L’histoire entre Yamaha et Viñales est donc terminée. La façon prématurée, comme polémique, dont elle s’est conclue amène forcément une réflexion dans l’entreprise sur la question de savoir comment on en est arrivé là. Lin Jarvis, responsable de la gestion de ce dossier depuis le départ au vu de ses responsabilités chez Yamaha dans le paddock, fait sa réflexion. Avec d’ores et déjà cette conclusion : on ne l’y reprendra plus.
Lin Jarvis le reconnait : l’affaire Viñales n’est pas anodine chez Yamaha. Et c’est même devenu un cas concret pour la postérité et sans doute une jurisprudence : « depuis, nous nous demandons si nous n’avons pas signé le contrat trop tôt », admet le directeur de course de Yamaha dans un entretien à Speedweek. « En juin 2021, nous avons été confrontés à une situation dans laquelle un pilote sous contrat depuis deux ans souhaite partir. Nous avons analysé si nous avions commis une erreur dans notre processus. Nous voulons éviter d’être confronté une seconde fois à un scénario similaire. Mais à l’époque, l’accord avec Maverick était la meilleure décision ».
La politique Yamaha dans le recrutement risque donc de changer. En ce moment, il y a deux écoles dans le paddock : Ducati qui aime renouveler annuellement ses baux. Ou Honda avec Marc Marquez fidélisé jusqu’en 2024 ce qui est aussi le cas de Brad Binder chez KTM. Mais le problème avec Viñales a peut-être été que le contrat a été paraphé top tôt. Cela étant dit, comme le précise Jarvis, on est toujours plus malin après…
Il faut donc rappeler le contexte de l’accord aujourd’hui prématurément terminé : Viñales avait bien terminé la saison 2019 à la troisième place derrière Márquez Dovizioso, il avait remporté deux courses et cinq autres podiums : « pour cette raison, Maverick avait la possibilité de passer chez Ducati dans l’équipe d’usine pour 2021 et 2022 », se souvient Lin Jarvis. « Il y avait une offre forte de Ducati sur la table. Et nous savions tous à quel point Maverick peut être fort. Dans le même temps, le déménagement de Valentino à Petronas était prévu pour 2021. Sans Vale, Viñales aurait pu devenir le nouveau chef d’équipe en 2021. On pensait qu’il était toujours éclipsé par Valentino, après son départ de la Factory Team, Maverick pouvait frapper un grand coup en 2020… Mais cela ne s’est pas produit ».
Jarvis : « parfois, vous gagnez avec de telles décisions, parfois vous perdez »

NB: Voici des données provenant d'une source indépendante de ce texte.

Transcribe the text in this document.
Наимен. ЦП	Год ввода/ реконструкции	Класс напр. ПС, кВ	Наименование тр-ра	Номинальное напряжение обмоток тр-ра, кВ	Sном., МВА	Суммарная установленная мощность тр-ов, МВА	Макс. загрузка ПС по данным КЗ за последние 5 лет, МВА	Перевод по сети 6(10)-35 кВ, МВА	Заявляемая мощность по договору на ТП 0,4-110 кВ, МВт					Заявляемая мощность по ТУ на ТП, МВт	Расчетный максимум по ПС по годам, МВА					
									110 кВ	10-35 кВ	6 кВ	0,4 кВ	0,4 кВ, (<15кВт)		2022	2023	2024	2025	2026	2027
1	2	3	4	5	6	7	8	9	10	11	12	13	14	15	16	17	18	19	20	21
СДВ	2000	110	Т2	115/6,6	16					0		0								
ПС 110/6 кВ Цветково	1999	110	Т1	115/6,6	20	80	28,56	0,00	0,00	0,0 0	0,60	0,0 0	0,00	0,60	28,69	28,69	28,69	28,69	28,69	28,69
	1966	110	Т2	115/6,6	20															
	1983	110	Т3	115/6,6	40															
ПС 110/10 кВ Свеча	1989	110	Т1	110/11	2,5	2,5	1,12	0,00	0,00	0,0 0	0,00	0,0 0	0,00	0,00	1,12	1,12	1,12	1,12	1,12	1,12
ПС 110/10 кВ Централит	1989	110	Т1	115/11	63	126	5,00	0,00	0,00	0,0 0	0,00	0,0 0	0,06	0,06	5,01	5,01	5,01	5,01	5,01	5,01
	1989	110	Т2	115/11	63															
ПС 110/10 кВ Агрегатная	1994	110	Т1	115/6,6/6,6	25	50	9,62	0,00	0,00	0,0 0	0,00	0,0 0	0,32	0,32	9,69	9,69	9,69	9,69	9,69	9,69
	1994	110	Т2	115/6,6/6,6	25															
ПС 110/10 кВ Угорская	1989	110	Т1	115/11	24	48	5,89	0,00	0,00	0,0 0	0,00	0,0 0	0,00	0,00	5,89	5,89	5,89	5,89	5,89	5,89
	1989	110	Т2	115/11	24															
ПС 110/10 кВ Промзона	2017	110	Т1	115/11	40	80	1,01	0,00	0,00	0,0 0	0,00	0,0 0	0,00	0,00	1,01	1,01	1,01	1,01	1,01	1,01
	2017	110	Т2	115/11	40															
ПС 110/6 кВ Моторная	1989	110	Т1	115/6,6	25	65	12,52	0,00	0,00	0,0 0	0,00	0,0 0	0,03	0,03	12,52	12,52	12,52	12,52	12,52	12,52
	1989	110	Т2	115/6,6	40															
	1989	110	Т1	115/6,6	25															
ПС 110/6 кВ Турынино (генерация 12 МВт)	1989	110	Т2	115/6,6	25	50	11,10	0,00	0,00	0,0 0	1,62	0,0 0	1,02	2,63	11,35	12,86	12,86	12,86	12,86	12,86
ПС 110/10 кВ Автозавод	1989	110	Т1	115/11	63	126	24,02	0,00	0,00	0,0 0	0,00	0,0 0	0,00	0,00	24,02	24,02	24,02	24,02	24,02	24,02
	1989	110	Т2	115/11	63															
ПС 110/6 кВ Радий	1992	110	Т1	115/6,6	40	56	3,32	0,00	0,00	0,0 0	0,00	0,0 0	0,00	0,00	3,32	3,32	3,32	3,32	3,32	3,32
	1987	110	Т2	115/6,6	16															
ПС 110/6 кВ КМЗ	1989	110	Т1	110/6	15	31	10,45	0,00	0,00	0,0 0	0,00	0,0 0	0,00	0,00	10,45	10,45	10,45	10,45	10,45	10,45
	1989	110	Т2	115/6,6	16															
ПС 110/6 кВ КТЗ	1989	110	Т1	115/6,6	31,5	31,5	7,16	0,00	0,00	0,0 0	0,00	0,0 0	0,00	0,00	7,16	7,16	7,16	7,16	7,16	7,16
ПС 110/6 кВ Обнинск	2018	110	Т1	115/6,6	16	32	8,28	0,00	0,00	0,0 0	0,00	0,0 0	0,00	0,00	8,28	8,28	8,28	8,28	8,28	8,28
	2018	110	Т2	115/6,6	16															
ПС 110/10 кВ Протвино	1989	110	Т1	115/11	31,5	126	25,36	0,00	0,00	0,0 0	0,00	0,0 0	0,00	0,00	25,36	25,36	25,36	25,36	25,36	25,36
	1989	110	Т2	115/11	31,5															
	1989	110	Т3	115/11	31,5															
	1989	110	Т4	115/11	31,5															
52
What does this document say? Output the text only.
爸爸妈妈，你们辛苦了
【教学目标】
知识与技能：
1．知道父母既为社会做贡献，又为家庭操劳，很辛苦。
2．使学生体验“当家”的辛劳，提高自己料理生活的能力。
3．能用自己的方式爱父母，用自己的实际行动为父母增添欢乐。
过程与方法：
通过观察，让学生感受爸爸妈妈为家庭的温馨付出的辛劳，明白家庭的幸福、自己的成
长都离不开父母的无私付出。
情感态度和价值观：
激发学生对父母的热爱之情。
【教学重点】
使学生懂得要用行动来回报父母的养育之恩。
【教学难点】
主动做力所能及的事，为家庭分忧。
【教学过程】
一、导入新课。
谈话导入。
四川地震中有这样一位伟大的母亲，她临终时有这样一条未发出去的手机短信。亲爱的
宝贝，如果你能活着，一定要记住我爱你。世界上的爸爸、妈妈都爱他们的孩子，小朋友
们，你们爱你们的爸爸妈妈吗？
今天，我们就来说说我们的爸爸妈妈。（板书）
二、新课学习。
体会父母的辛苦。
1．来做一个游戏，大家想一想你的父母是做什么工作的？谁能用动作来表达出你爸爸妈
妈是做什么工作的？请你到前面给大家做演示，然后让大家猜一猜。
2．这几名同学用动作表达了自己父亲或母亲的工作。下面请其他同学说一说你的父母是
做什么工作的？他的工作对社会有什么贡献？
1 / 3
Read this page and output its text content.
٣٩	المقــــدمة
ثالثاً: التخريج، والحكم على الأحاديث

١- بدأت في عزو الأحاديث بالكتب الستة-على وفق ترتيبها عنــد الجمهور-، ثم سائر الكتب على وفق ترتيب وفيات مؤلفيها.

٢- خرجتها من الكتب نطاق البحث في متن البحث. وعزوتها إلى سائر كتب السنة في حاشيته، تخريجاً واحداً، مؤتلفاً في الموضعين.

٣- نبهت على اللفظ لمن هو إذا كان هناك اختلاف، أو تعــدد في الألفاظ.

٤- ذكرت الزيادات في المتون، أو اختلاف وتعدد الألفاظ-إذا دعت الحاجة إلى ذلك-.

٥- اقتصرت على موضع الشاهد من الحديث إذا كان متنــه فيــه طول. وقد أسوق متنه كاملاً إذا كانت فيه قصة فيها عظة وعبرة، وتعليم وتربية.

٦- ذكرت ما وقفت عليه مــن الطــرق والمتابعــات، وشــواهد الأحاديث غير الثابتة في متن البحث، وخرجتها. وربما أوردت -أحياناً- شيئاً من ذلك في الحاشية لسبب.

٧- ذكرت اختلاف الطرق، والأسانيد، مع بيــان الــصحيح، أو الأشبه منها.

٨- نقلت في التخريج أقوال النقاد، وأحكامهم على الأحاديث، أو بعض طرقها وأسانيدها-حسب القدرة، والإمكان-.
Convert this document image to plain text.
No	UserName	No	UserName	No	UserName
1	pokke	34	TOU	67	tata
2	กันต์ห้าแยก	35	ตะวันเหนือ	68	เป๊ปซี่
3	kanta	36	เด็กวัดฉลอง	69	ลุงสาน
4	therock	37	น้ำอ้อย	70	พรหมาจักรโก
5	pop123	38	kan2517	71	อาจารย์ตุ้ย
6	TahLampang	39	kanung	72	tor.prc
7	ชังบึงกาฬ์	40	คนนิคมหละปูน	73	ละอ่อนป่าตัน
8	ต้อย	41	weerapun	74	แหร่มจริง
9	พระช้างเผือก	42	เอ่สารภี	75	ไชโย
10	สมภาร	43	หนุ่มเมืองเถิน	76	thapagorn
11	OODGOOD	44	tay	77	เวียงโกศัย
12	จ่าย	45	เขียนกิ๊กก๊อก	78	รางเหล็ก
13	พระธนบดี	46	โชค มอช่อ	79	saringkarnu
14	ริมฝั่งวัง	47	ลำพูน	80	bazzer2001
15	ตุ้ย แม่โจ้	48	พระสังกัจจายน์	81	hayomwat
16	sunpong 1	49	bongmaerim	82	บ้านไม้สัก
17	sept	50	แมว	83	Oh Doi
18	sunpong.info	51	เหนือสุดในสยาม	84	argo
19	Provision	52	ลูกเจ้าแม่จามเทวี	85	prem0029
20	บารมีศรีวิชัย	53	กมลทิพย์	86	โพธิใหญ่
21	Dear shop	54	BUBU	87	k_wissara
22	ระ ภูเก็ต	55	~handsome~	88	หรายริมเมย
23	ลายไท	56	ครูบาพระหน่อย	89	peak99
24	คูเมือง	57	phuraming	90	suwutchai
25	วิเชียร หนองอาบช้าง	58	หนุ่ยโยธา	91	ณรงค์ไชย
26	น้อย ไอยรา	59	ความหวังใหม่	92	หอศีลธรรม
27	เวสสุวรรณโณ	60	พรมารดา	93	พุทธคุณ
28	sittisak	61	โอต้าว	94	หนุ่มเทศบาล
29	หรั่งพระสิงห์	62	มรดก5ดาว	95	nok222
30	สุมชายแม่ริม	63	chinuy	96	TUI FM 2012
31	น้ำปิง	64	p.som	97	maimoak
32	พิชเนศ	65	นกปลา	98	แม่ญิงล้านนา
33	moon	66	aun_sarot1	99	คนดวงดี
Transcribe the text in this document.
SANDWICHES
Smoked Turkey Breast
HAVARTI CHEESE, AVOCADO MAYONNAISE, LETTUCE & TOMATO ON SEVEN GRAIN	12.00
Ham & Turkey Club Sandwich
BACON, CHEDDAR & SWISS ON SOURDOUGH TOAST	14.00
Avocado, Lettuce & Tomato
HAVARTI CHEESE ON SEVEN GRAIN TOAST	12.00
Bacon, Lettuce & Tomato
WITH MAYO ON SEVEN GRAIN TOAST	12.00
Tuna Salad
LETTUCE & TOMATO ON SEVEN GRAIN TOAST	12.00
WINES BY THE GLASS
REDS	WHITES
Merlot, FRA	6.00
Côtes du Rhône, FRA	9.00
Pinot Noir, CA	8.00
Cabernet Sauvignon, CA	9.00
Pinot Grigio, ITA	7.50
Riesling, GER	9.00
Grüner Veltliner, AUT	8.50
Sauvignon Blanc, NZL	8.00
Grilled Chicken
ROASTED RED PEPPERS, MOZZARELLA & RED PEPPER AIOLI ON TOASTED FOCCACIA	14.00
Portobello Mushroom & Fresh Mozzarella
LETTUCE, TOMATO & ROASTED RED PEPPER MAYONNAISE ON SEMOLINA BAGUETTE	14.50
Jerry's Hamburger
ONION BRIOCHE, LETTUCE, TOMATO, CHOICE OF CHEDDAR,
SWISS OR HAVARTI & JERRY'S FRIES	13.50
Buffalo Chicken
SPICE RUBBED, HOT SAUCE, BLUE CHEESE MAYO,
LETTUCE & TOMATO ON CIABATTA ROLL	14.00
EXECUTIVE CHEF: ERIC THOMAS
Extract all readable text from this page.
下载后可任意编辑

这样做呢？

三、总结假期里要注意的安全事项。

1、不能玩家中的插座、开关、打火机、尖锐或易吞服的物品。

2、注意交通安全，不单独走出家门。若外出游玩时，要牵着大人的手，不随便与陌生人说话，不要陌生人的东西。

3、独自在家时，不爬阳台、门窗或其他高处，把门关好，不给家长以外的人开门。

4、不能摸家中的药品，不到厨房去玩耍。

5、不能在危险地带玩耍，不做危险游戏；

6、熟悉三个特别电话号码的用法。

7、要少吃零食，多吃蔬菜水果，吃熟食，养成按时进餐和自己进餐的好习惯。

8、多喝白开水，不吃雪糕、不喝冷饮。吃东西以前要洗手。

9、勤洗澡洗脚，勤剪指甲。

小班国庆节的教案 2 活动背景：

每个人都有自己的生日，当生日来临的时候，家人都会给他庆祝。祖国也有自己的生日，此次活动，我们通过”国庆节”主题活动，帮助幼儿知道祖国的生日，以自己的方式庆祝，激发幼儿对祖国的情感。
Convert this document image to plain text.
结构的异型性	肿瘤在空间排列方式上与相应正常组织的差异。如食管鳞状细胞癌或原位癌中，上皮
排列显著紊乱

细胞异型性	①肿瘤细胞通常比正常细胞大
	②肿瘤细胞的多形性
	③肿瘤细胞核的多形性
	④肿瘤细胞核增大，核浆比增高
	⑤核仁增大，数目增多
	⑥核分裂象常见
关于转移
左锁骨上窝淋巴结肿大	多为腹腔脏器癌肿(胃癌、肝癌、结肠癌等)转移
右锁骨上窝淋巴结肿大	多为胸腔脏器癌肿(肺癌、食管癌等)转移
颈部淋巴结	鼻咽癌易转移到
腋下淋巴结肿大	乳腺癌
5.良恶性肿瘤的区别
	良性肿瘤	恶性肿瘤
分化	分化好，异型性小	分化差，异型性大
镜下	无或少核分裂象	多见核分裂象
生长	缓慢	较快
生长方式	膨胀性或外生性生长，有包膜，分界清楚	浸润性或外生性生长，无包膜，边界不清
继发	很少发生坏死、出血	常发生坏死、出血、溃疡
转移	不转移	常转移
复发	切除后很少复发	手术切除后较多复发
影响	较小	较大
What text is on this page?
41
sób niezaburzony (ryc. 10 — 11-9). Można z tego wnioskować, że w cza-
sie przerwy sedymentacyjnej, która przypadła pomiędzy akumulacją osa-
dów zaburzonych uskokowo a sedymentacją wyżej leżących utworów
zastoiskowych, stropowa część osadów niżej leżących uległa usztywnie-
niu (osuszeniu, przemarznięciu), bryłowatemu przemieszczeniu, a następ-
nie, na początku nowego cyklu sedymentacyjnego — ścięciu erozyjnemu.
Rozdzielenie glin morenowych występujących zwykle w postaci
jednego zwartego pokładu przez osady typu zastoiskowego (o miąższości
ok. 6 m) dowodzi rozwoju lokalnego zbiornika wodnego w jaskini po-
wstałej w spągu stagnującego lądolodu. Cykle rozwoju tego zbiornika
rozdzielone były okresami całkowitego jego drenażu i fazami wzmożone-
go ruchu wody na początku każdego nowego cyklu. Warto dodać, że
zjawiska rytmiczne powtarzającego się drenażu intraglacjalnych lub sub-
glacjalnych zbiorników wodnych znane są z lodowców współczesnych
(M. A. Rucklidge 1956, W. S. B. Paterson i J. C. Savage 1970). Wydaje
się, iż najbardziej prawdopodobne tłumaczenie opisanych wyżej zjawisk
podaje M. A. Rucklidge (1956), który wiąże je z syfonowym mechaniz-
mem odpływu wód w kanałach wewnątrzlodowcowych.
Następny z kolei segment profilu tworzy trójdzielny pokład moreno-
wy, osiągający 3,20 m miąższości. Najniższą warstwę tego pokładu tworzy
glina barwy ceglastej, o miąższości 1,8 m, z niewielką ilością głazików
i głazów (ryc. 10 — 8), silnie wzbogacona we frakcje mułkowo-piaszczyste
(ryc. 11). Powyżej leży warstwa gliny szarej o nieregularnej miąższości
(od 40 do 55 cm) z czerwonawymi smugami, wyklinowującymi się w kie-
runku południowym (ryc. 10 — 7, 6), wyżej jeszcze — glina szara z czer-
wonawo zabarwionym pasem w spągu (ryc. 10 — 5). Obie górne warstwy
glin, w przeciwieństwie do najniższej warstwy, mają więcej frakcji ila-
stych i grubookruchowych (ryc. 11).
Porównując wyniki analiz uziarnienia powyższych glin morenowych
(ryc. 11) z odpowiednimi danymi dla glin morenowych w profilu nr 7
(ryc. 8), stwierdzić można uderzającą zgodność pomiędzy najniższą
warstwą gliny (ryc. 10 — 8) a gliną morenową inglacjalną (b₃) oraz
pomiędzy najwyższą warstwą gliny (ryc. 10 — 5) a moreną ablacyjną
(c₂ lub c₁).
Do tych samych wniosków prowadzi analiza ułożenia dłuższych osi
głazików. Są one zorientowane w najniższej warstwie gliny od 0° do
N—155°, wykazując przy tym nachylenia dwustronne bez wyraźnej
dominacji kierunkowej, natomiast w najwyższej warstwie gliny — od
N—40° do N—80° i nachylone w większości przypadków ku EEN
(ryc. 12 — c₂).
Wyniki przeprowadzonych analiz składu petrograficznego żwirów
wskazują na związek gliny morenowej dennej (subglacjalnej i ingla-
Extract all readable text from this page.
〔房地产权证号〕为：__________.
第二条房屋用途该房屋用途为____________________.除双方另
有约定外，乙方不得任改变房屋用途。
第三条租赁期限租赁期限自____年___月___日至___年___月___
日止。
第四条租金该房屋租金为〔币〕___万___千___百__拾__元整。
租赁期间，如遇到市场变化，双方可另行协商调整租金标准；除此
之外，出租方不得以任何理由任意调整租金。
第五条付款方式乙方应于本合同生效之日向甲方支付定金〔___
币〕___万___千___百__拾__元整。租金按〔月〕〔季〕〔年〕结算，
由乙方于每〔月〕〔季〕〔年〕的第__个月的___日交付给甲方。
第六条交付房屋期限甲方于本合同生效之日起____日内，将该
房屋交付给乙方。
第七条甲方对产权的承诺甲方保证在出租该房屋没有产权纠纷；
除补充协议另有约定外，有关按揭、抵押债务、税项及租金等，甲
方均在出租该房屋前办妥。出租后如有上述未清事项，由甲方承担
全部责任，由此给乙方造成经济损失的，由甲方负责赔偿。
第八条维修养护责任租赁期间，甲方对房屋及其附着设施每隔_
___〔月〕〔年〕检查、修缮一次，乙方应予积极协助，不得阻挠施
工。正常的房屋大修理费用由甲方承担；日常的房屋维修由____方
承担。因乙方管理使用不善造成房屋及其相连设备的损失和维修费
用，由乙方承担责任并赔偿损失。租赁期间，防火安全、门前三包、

En revanche, Fabio Quartararo a déboulé lors de la même période. Avec les connaissances actuelles, Yamaha aurait-il pris la même décision et prolongé le contrat de Viñales de deux ans en janvier 2020 ? « Rétrospectivement, nous pouvons dire que nous ne prendrions peut-être plus cette décision. Mais c’est difficile à dire. Si Maverick avait maintenu cet élan après sa première victoire au Qatar en 2021 et remporté trois autres courses, tout le monde aurait convenu que nous avions pris la bonne décision il y a un an et demi. Il faut aussi noter que personne ne se doutait de la pandémie à l’époque. Personne ne savait que la saison 2020 ne commencerait qu’en juillet. Il y a tellement de choses qui ont influencé ce qui s’est passé ».
Il sera donc difficile de tirer des conclusions de ce qui s’est passé dans ce contexte mouvant pour en définir des actions correctives. Fataliste, Jarvis termine : « parfois, vous gagnez avec de telles décisions, parfois vous perdez ».